Southern Voices 2017
All Photographs courtesy of Lance Shores and Hoover Public Library. Click here for all of the photographs from the event.
I have just had the BEST weekend! Why? Because I have had the privilege to attend my SEVENTH Hoover Public Library Southern Voices Festival. This is an event I would probably be crushed if I had to miss it.
Southern Voices celebrated it's 25th year this past weekend and there is absolutely no wear and tear showing. It does not grow stale in any way. Every year the festival is fresh, vibrant and exciting, and this year was no exception.
|Amanda Bordon and Carrie Steinmehl -|
Chairman and Co-Chairman of SV Committee
The author line up this year included an eclectic mix of writers whose books ranged from family bonding, human trafficking, game warden heroes, non-fiction, Southern Grit Lit, murder and stories with a bit of supernatural tossed in.
But regardless of the type of book the authors had written, again the beauty of Southern Voices is that they speak to the audience more about their experiences becoming a writer and maintaining the author mantle. They tell of their inspirations, driving forces and humorous anecdotes that keep the stories alive in their minds and allow them freedom on the written page. All of this year's authors were warm, personable and welcoming to the readers.
As they have done for the last several years, this Festival not only encompassed the 250 seat theatre, but another 100 seats were available in the Plaza upstairs. I always have a hard time choosing the venue I will sit in as while the theatre is plush and intimate with a beautiful stage, the plaza always radiates sunshine and warmth and allows you to sit very close to the author stage.
One of the wonderful charms of Southern Voices is that besides hearing rich stories of writing, between the Hoover staff and the authors, the audience always leaves feeling like they have enjoyed an entertainment filled day.... and made new friends.
Hoover continues to surpass other Literary Festivals by treating everyone as the most important visitor that day.

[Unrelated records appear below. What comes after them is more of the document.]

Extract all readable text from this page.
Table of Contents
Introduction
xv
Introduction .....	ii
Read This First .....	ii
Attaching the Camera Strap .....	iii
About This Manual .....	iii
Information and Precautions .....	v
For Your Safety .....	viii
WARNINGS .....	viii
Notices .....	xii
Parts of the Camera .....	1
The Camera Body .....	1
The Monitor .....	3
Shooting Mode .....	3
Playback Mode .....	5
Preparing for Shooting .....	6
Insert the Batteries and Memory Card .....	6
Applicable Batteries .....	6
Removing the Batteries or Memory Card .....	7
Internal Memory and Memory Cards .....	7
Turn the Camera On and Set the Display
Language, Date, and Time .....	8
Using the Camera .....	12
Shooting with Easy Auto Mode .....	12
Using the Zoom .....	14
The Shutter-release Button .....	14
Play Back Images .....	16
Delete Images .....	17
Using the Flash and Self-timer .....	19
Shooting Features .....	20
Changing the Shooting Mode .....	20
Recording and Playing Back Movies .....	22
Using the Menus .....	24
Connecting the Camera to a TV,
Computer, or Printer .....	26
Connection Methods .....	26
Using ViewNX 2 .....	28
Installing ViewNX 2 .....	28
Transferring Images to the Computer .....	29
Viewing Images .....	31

|Julie Cantrell, Michael Farris Smith, Mary Kubica, Lou Berney, Kristy Woodson Harvey, Karen White, Chris Bohjalian, C.J. Box and Rabia Chaudry - All the pictures are available by following the link at the top.|
Julie Cantrell and Michael Farris Smith, both Mississippi writers, held a discussion on their inspirations for writing, their stumbling blocks, dismissive encounters and also the gritty realities of the writing process. They combined humor and honesty in their conversation and soundly connected with the audience.
Mary Kubica and Lou Berney also discussed the perils and delights of becoming writers. Mary told of her determination to write, regardless of whether her words ever became public - her secret writing life. Lou gave a hysterically funny account of his journey to having a published book, keeping the audience in stitches for much of his telling.
Kristy Woodson Harvey and Karen White did a wonderful job of working off of each other and creating a lively and humorous discussion on writing, publishing and basically letting the audience get to know them a little more. They combined the game Two Truths and a Lie and a Question and Answer section to really share themselves with the readers.
Chris Bohjalian was delightfully engaging in his talk. There was plenty of humor and energy in his descriptive tales of book tours and also the inspirations for his novels. His tale of the traveling underwear was fantastically lively, while his story of a sleepwalking experience in his own family was sobering. In my opinion, he would have made a great key note speaker himself.
C.J. Box was amusing and depreciating in his description of becoming a best selling author. He was honest and open about his road to becoming an writer. I was chuckling out loud during sections of his talk and nodding in complete agreement in others. He was completely sincere in his love of the written word, regardless of the struggle.
Rabia Chaundry was intense in her discussions of discovering the need to become an author with her non-fiction book - the drive to get facts to the public. As an attorney, advocate, and researcher of religious extremism, her event was by far the most serious. You could feel her determination and purpose as she spoke.
I have already blocked my calendar for Southern Voices 2018 - how about you?